Your "Crimmigrant" Euphemism Of The Day
Today's lesson in how to report on illegal immigrants without identifying them comes, not surprisingly, from the Boston Globe-Democrat. In today's article about the new pro-border-security policies of Rhode Island, the Globe-Democrat "reports" the following:
Many immigrants [?] who live in Massachusetts routinely travel to Rhode Island for work, to visit family and for doctor's appointments, and to frequent nightclubs, parks, and the multitude of shops in Providence and Central Falls selling cheeses, breads, and pastries from their homelands.
Now immigrant families without legal papers say Rhode
Island's move has prompted them to rethink their routines, fearful they will be arrested for a minor traffic violation and sent back to their native countries. Some who work in Rhode Island say they are even looking for jobs outside the state.
"People[?] are terrified," said Anibal Lucas, director of the Maya K'iche Organization in New Bedford, a nonprofit that aids immigrants. "If they go to work, they don't know if they'll end up in jail at the end of the day. It's horrible." [emphasis added].

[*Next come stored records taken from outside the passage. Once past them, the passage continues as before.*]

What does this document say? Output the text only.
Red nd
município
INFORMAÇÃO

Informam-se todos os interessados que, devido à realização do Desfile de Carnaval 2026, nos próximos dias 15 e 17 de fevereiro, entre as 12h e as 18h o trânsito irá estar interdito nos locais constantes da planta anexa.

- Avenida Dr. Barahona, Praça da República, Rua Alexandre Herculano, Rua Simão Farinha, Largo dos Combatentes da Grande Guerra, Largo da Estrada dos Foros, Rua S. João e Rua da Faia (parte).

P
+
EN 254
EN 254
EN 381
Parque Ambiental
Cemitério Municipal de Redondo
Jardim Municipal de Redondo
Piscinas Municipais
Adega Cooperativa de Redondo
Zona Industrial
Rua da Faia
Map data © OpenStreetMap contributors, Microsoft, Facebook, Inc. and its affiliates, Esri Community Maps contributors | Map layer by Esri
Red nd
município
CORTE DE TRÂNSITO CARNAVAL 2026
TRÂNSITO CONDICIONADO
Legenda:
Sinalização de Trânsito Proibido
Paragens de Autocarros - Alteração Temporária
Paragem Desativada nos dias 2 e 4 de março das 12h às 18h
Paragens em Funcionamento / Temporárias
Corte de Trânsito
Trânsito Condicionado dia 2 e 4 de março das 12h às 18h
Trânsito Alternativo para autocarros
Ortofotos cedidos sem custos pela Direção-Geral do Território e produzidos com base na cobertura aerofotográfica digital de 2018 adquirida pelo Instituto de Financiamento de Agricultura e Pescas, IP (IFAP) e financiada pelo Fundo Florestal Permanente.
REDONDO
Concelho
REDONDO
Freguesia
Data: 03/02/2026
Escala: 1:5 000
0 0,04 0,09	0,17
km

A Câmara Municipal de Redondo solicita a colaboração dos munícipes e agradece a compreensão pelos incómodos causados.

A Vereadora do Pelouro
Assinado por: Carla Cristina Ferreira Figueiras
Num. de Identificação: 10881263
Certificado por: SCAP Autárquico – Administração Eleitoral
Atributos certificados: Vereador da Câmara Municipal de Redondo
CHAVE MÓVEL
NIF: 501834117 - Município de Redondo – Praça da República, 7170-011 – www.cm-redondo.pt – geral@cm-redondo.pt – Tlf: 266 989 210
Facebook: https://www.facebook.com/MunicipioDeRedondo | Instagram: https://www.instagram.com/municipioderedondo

Who is terrified? "PEOPLE?" Gee, I'm a "people" and I'm not afraid to go to Rhode Island. My friend, Mark Bedrosian, is opening an Italian deli selling his world-famous homemade sausage there in a few weeks, and I plan to be a frequent customer. And I am prepared to guarantee that I won't "end up in jail." The same is true of any "immigrants" who head to North Providence to sample Mark's delicious sausage. Citizens and legal visitors are all welcome!

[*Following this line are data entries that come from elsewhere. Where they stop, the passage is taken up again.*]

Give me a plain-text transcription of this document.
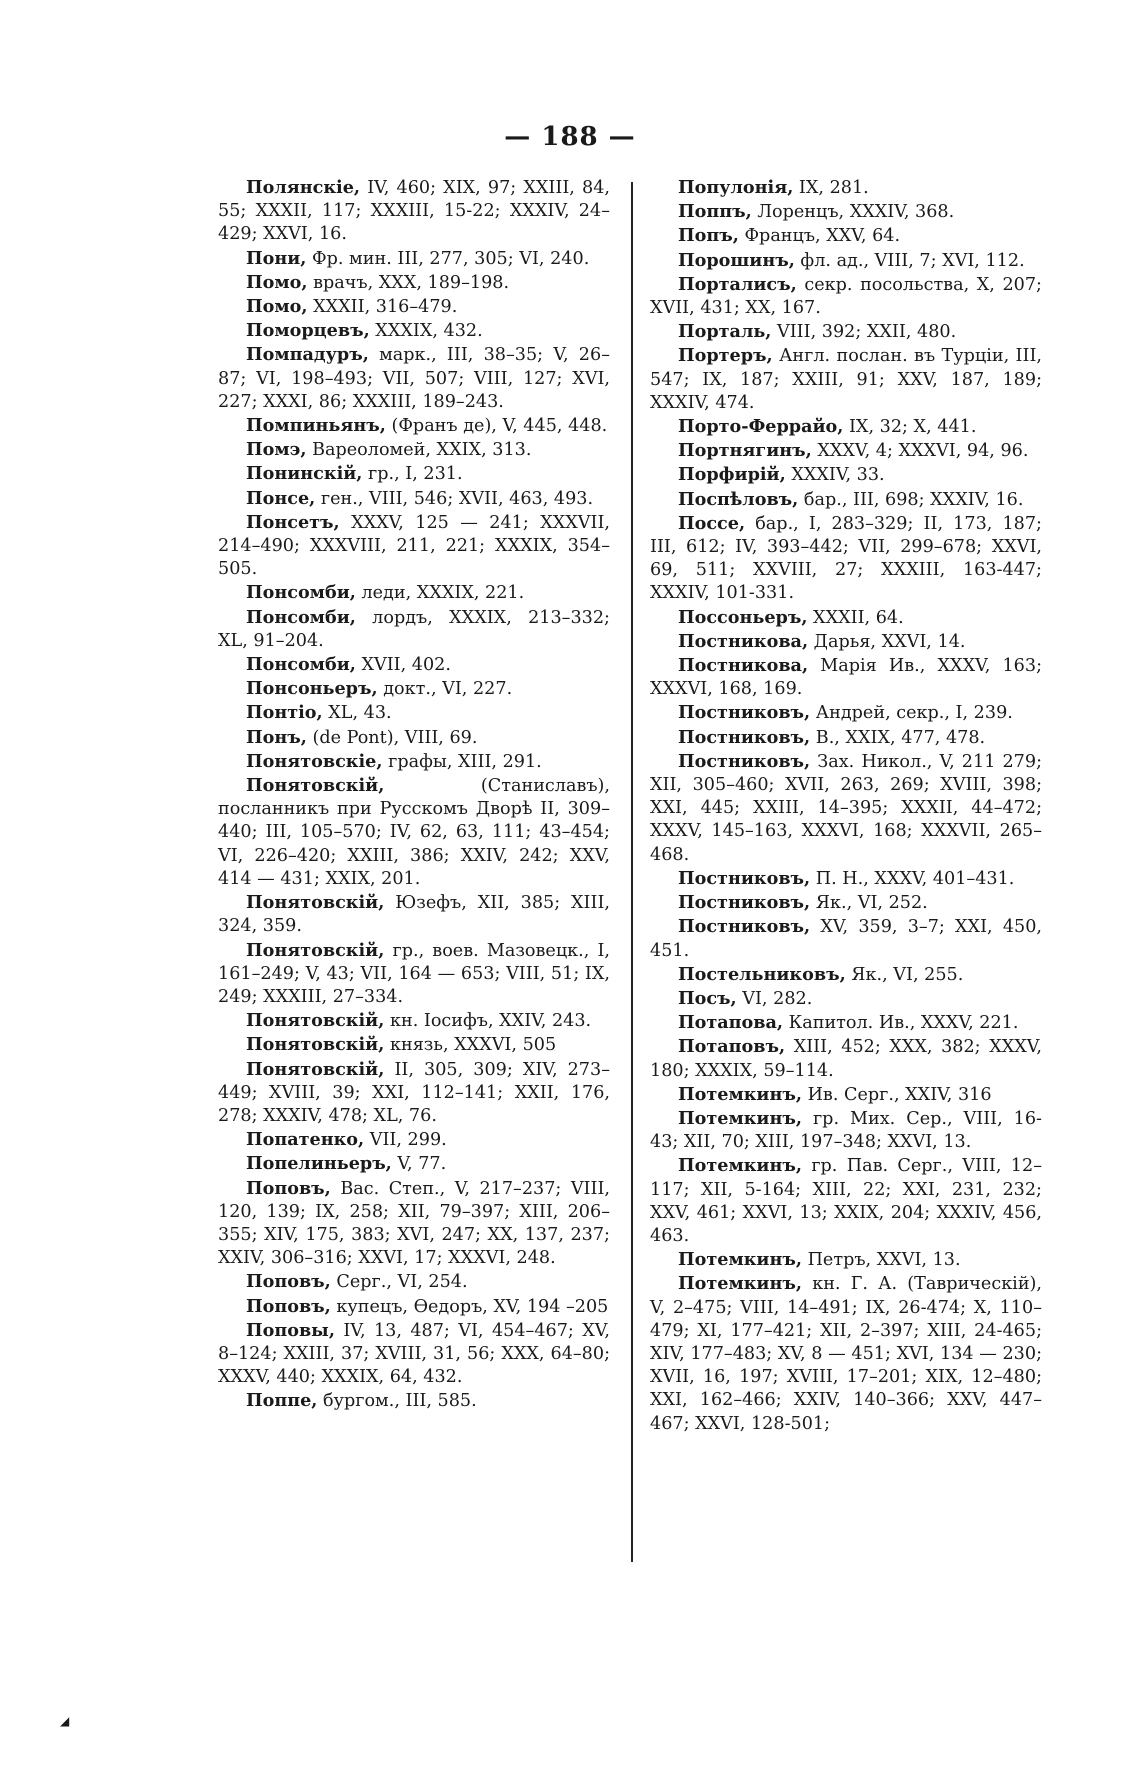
— 188 —

Полянскіе, IV, 460; XIX, 97; XXIII, 84, 55; XXXII, 117; XXXIII, 15-22; XXXIV, 24–429; XXVI, 16.

Пони, Фр. мин. III, 277, 305; VI, 240.

Помо, врачъ, XXX, 189–198.

Помо, XXXII, 316–479.

Поморцевъ, XXXIX, 432.

Помпадуръ, марк., III, 38–35; V, 26–87; VI, 198–493; VII, 507; VIII, 127; XVI, 227; XXXI, 86; XXXIII, 189–243.

Помпиньянъ, (Франъ де), V, 445, 448.

Помэ, Вареоломей, XXIX, 313.

Понинскій, гр., I, 231.

Понсе, ген., VIII, 546; XVII, 463, 493.

Понсетъ, XXXV, 125 — 241; XXXVII, 214–490; XXXVIII, 211, 221; XXXIX, 354–505.

Понсомби, леди, XXXIX, 221.

Понсомби, лордъ, XXXIX, 213–332; XL, 91–204.

Понсомби, XVII, 402.

Понсоньеръ, докт., VI, 227.

Понтіо, XL, 43.

Понъ, (de Pont), VIII, 69.

Понятовскіе, графы, XIII, 291.

Понятовскій, (Станиславъ), посланникъ при Русскомъ Дворѣ II, 309–440; III, 105–570; IV, 62, 63, 111; 43–454; VI, 226–420; XXIII, 386; XXIV, 242; XXV, 414 — 431; XXIX, 201.

Понятовскій, Юзефъ, XII, 385; XIII, 324, 359.

Понятовскій, гр., воев. Мазовецк., I, 161–249; V, 43; VII, 164 — 653; VIII, 51; IX, 249; XXXIII, 27–334.

Понятовскій, кн. Іосифъ, XXIV, 243.

Понятовскій, князь, XXXVI, 505

Понятовскій, II, 305, 309; XIV, 273–449; XVIII, 39; XXI, 112–141; XXII, 176, 278; XXXIV, 478; XL, 76.

Попатенко, VII, 299.

Попелиньеръ, V, 77.

Поповъ, Вас. Степ., V, 217–237; VIII, 120, 139; IX, 258; XII, 79–397; XIII, 206–355; XIV, 175, 383; XVI, 247; XX, 137, 237; XXIV, 306–316; XXVI, 17; XXXVI, 248.

Поповъ, Серг., VI, 254.

Поповъ, купецъ, Ѳедоръ, XV, 194 –205

Поповы, IV, 13, 487; VI, 454–467; XV, 8–124; XXIII, 37; XVIII, 31, 56; XXX, 64–80; XXXV, 440; XXXIX, 64, 432.

Поппе, бургом., III, 585.

Популонія, IX, 281.

Поппъ, Лоренцъ, XXXIV, 368.

Попъ, Францъ, XXV, 64.

Порошинъ, фл. ад., VIII, 7; XVI, 112.

Порталисъ, секр. посольства, X, 207; XVII, 431; XX, 167.

Порталь, VIII, 392; XXII, 480.

Портеръ, Англ. послан. въ Турціи, III, 547; IX, 187; XXIII, 91; XXV, 187, 189; XXXIV, 474.

Порто-Феррайо, IX, 32; X, 441.

Портнягинъ, XXXV, 4; XXXVI, 94, 96.

Порфирій, XXXIV, 33.

Поспѣловъ, бар., III, 698; XXXIV, 16.

Поссе, бар., I, 283–329; II, 173, 187; III, 612; IV, 393–442; VII, 299–678; XXVI, 69, 511; XXVIII, 27; XXXIII, 163-447; XXXIV, 101-331.

Поссоньеръ, XXXII, 64.

Постникова, Дарья, XXVI, 14.

Постникова, Марія Ив., XXXV, 163; XXXVI, 168, 169.

Постниковъ, Андрей, секр., I, 239.

Постниковъ, В., XXIX, 477, 478.

Постниковъ, Зах. Никол., V, 211 279; XII, 305–460; XVII, 263, 269; XVIII, 398; XXI, 445; XXIII, 14–395; XXXII, 44–472; XXXV, 145–163, XXXVI, 168; XXXVII, 265–468.

Постниковъ, П. Н., XXXV, 401–431.

Постниковъ, Як., VI, 252.

Постниковъ, XV, 359, 3–7; XXI, 450, 451.

Постельниковъ, Як., VI, 255.

Посъ, VI, 282.

Потапова, Капитол. Ив., XXXV, 221.

Потаповъ, XIII, 452; XXX, 382; XXXV, 180; XXXIX, 59–114.

Потемкинъ, Ив. Серг., XXIV, 316

Потемкинъ, гр. Мих. Сер., VIII, 16-43; XII, 70; XIII, 197–348; XXVI, 13.

Потемкинъ, гр. Пав. Серг., VIII, 12–117; XII, 5-164; XIII, 22; XXI, 231, 232; XXV, 461; XXVI, 13; XXIX, 204; XXXIV, 456, 463.

Потемкинъ, Петръ, XXVI, 13.

Потемкинъ, кн. Г. А. (Таврическій), V, 2–475; VIII, 14–491; IX, 26-474; X, 110–479; XI, 177–421; XII, 2–397; XIII, 24-465; XIV, 177–483; XV, 8 — 451; XVI, 134 — 230; XVII, 16, 197; XVIII, 17–201; XIX, 12–480; XXI, 162–466; XXIV, 140–366; XXV, 447–467; XXVI, 128-501;

◢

So who is it the "reporter" is writing about in this story? It must be these strange beings, the "immigrant families without legal papers."
What "legal papers" are talking about here? Wills, testaments or rental agreements? Perhaps these immigrants all work in the paralegal industry and have forgotten some paperwork they need from the office?
Surely we're not talking about immigration documents like visas or green cards. After all, there's a handy, easy-to-use phrase the refers specifically to all "people" or members of "families" who are in the U.S. but who do not have permission to be here. It's "illegal immigrant."
I can't believe newspapers are hiring journalists who aren't familiar with this clear and accurate phrase. Not even the Boston Globe-Democrat.
From a writing standpoint, "immigrant families without legal papers" is a disaster. From a "avoiding the Natural Truth" standpoint, however, it does exactly what the "journalists" of the Boston Globe-Democrat are trying to achieve.